In an age where everyone has a camera in their pocket and fashion magazine covers are being shot with iPhones, what makes a photographer? Erik Wahlstrom muses on what he calls ‘the democratization of photography’ in this 5-minute video.
Wahlstrom creates weekly videos for his YouTube channel, and in his lifetime has seen the act of sharing video progress from home camcorder footage shared with friends and family to full HD video shared with the entire world via YouTube.
The same progression has occurred in photography, and Wahlstrom uses the example of wedding photography, in which the market has become incredibly saturated, making breaking through very difficult. Social media has made photography ubiquitous, with millions of photos being shared every second.

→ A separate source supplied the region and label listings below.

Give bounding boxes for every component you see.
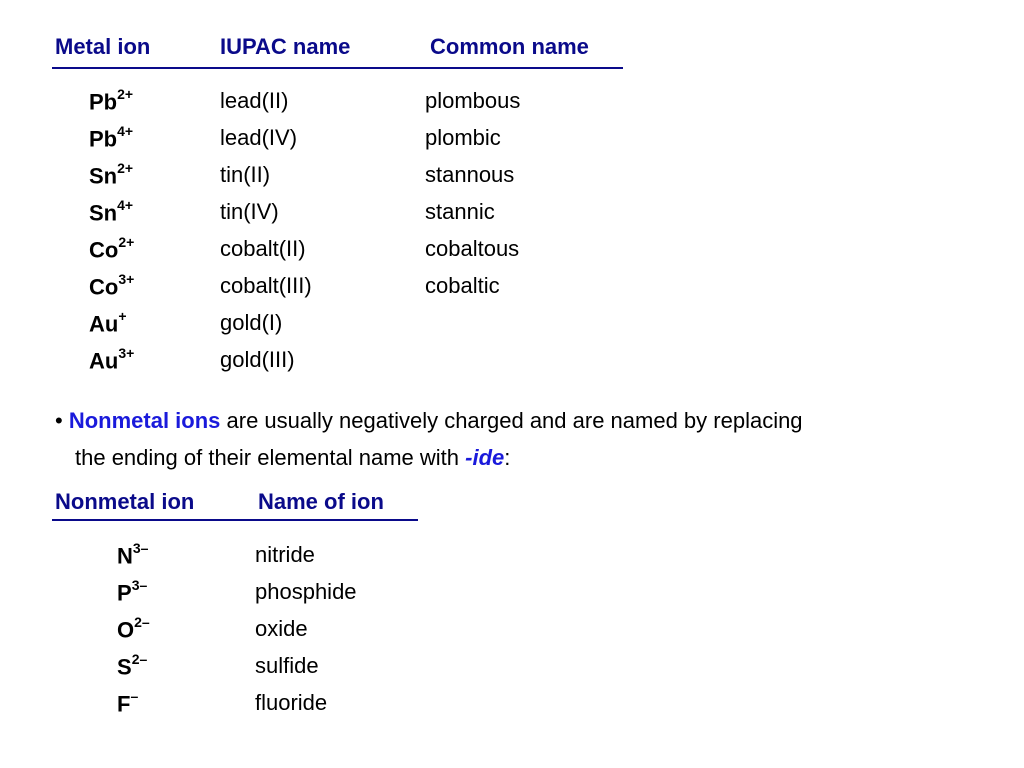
nonmetal-ion-symbol: $N^{3-}$ (117, 540, 149, 569)
metal-ion-iupac-name: lead(II) (220, 88, 289, 113)
nonmetal-table-header-rule (52, 519, 418, 521)
ide-suffix: -ide (465, 445, 505, 470)
metal-ion-iupac-name: gold(III) (220, 347, 295, 372)
metal-ion-iupac-name: tin(II) (220, 162, 271, 187)
nonmetal-ion-name: nitride (255, 542, 315, 567)
metal-ion-iupac-name: cobalt(II) (220, 236, 306, 261)
nonmetal-ion-symbol: F– (117, 688, 139, 717)
metal-ion-symbol: $Sn^{2+}$ (89, 160, 134, 189)
metal-ion-symbol: $Au^{3+}$ (89, 345, 135, 374)
nonmetal-ion-symbol: $O^{2-}$ (117, 614, 150, 643)
nonmetal-table-header-nonmetal-ion: Nonmetal ion (55, 489, 195, 514)
metal-ion-common-name: plombous (425, 88, 521, 113)
metal-ion-symbol: $Co^{2+}$ (89, 234, 135, 263)
metal-table-header-rule (52, 67, 623, 69)
metal-ion-common-name: stannic (425, 199, 495, 224)
metal-ion-iupac-name: tin(IV) (220, 199, 279, 224)
metal-ion-symbol: Au+ (89, 308, 127, 337)
nonmetal-bullet-line-1 (55, 408, 803, 434)
nonmetal-ion-name: fluoride (255, 690, 328, 715)
metal-ion-common-name: stannous (425, 162, 515, 187)
metal-table-header-metal-ion: Metal ion (55, 34, 151, 59)
metal-ion-symbol: $Co^{3+}$ (89, 271, 135, 300)
nonmetal-ion-name: phosphide (255, 579, 357, 604)
metal-ion-symbol: $Pb^{4+}$ (89, 123, 134, 152)
nonmetal-ion-name: sulfide (255, 653, 319, 678)
metal-ion-iupac-name: gold(I) (220, 310, 283, 335)
metal-ion-iupac-name: lead(IV) (220, 125, 298, 150)
bullet-marker: • (55, 408, 63, 433)
nonmetal-bullet-line-2 (75, 445, 510, 471)
nonmetal-ion-symbol: $P^{3-}$ (117, 577, 148, 606)
metal-ion-common-name: cobaltous (425, 236, 520, 261)
metal-ion-symbol: $Pb^{2+}$ (89, 86, 134, 115)
metal-table-header-iupac-name: IUPAC name (220, 34, 351, 59)
metal-ion-common-name: cobaltic (425, 273, 500, 298)
metal-ion-symbol: $Sn^{4+}$ (89, 197, 134, 226)
metal-table-header-common-name: Common name (430, 34, 589, 59)
nonmetal-ions-highlight: Nonmetal ions (68, 408, 221, 433)
nonmetal-ion-symbol: $S^{2-}$ (117, 651, 148, 680)
bullet-text-line-1: are usually negatively charged and are named by replacing (220, 408, 803, 433)
bullet-text-line-2: the ending of their elemental name with (75, 445, 466, 470)
metal-ion-common-name: plombic (425, 125, 501, 150)
bullet-end: : (504, 445, 511, 470)
nonmetal-ion-name: oxide (255, 616, 308, 641)
metal-ion-iupac-name: cobalt(III) (220, 273, 312, 298)
nonmetal-table-header-name-of-ion: Name of ion (258, 489, 384, 514)
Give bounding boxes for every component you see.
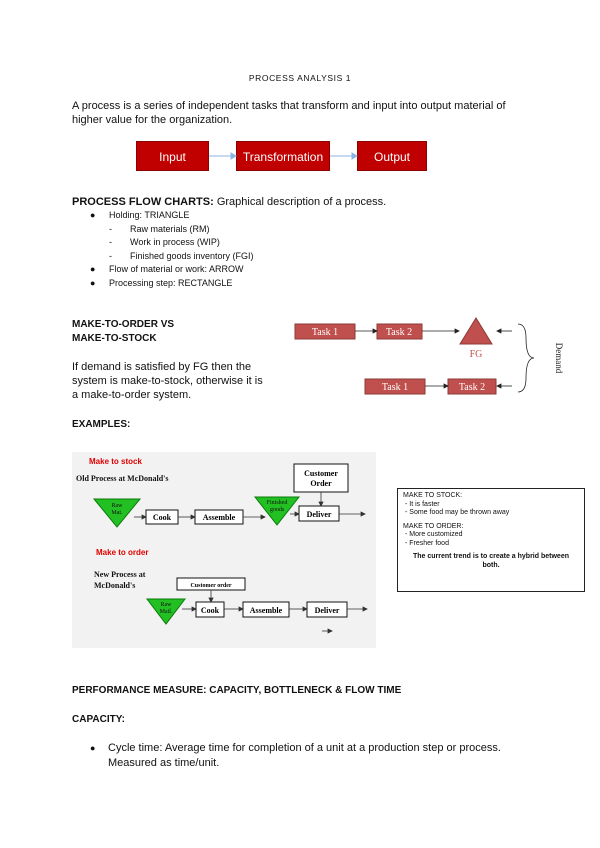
list-item: - Work in process (WIP) <box>109 237 220 247</box>
task1-label: Task 1 <box>311 327 339 338</box>
task1-label-bottom: Task 1 <box>381 382 409 393</box>
finished-label-2: goods <box>269 507 285 513</box>
mts-diagram <box>290 314 580 400</box>
task2-label-bottom: Task 2 <box>458 382 486 393</box>
deliver-label: Deliver <box>306 510 332 519</box>
flowcharts-heading-line <box>72 195 542 209</box>
output-box: Output <box>357 141 427 171</box>
new-process-title-2: McDonald's <box>94 581 136 590</box>
bullet-icon: ● <box>90 743 96 753</box>
cook2-label: Cook <box>200 606 220 615</box>
intro-line-1: A process is a series of independent tasks that transform and input into output material of <box>72 100 506 112</box>
intro-paragraph <box>72 99 542 127</box>
transformation-box: Transformation <box>236 141 330 171</box>
customer-order-1: Customer <box>304 469 338 478</box>
mto-heading: MAKE-TO-ORDER VS MAKE-TO-STOCK <box>72 319 175 344</box>
demand-label: Demand <box>554 342 564 374</box>
fg-label: FG <box>469 349 483 360</box>
finished-label-1: Finished <box>266 500 288 506</box>
mts-mto-infobox <box>397 488 585 592</box>
infobox-mts-head: MAKE TO STOCK: <box>403 492 463 499</box>
raw-mat-label-1: Raw <box>111 503 123 509</box>
flowcharts-desc: Graphical description of a process. <box>213 196 387 208</box>
mto-label: Make to order <box>96 548 149 557</box>
new-process-title-1: New Process at <box>94 570 146 579</box>
page-title: PROCESS ANALYSIS 1 <box>248 73 352 83</box>
assemble2-label: Assemble <box>249 606 283 615</box>
list-item: ● Processing step: RECTANGLE <box>90 277 233 288</box>
old-process-title: Old Process at McDonald's <box>76 474 169 483</box>
flow-arrows <box>0 141 600 171</box>
intro-line-2: higher value for the organization. <box>72 114 233 126</box>
assemble-label: Assemble <box>202 513 236 522</box>
capacity-bullet: ● Cycle time: Average time for completion of a unit at a production step or process. Measured as time/unit. <box>90 742 501 769</box>
customer-order-2: Order <box>310 479 332 488</box>
customer-order-2-label: Customer order <box>190 583 232 589</box>
list-item: ● Flow of material or work: ARROW <box>90 264 244 274</box>
capacity-heading: CAPACITY: <box>72 714 125 725</box>
performance-heading: PERFORMANCE MEASURE: CAPACITY, BOTTLENECK & FLOW TIME <box>72 685 402 696</box>
mto-text: If demand is satisfied by FG then the system is make-to-stock, otherwise it is a make-to-order system. <box>72 361 263 401</box>
cook-label: Cook <box>152 513 172 522</box>
fg-triangle <box>460 318 492 344</box>
infobox-mts-item: - It is faster <box>405 500 440 508</box>
list-item: - Finished goods inventory (FGI) <box>109 250 254 261</box>
infobox-trend: The current trend is to create a hybrid between both. <box>413 553 569 569</box>
examples-heading: EXAMPLES: <box>72 419 131 430</box>
raw2-label-2: Matl. <box>159 609 173 615</box>
infobox-mto-item: - Fresher food <box>405 539 449 547</box>
arrow-1-head <box>231 153 236 159</box>
mcdonalds-diagram <box>72 452 376 648</box>
raw-mat-label-2: Mat. <box>111 510 123 516</box>
deliver2-label: Deliver <box>314 606 340 615</box>
mts-label: Make to stock <box>89 457 142 466</box>
infobox-mto-head: MAKE TO ORDER: <box>403 522 464 530</box>
raw2-label-1: Raw <box>160 602 172 608</box>
infobox-mto-item: - More customized <box>405 531 463 538</box>
flowcharts-list <box>72 209 532 290</box>
list-item: - Raw materials (RM) <box>109 223 210 234</box>
input-box: Input <box>136 141 209 171</box>
infobox-mts-item: - Some food may be thrown away <box>405 509 510 516</box>
flowcharts-heading: PROCESS FLOW CHARTS: <box>72 196 214 208</box>
task2-label: Task 2 <box>385 327 413 338</box>
arrow-2-head <box>352 153 357 159</box>
list-item: ● Holding: TRIANGLE <box>90 210 190 220</box>
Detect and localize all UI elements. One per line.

With so much beautiful photography being created and shared every day, it’s easy to get disheartened and feel that your own work is just a drop in the bucket. As Wahlstrom says:
It’s easy to worry that everything’s been done; that all photographs have been taken. For this reason, I think it’s important to remember that anyone can sit down and write a story. Anyone can pick up a guitar and strum, anyone can paint a picture. This accessibility hasn’t in any way diminished great works of music, literature, or art. Photography is the same.
So, what is a photographer? Wahlstrom says that maybe it all boils down to perception. “Do you think you’re a photographer? Then you probably are,” he says.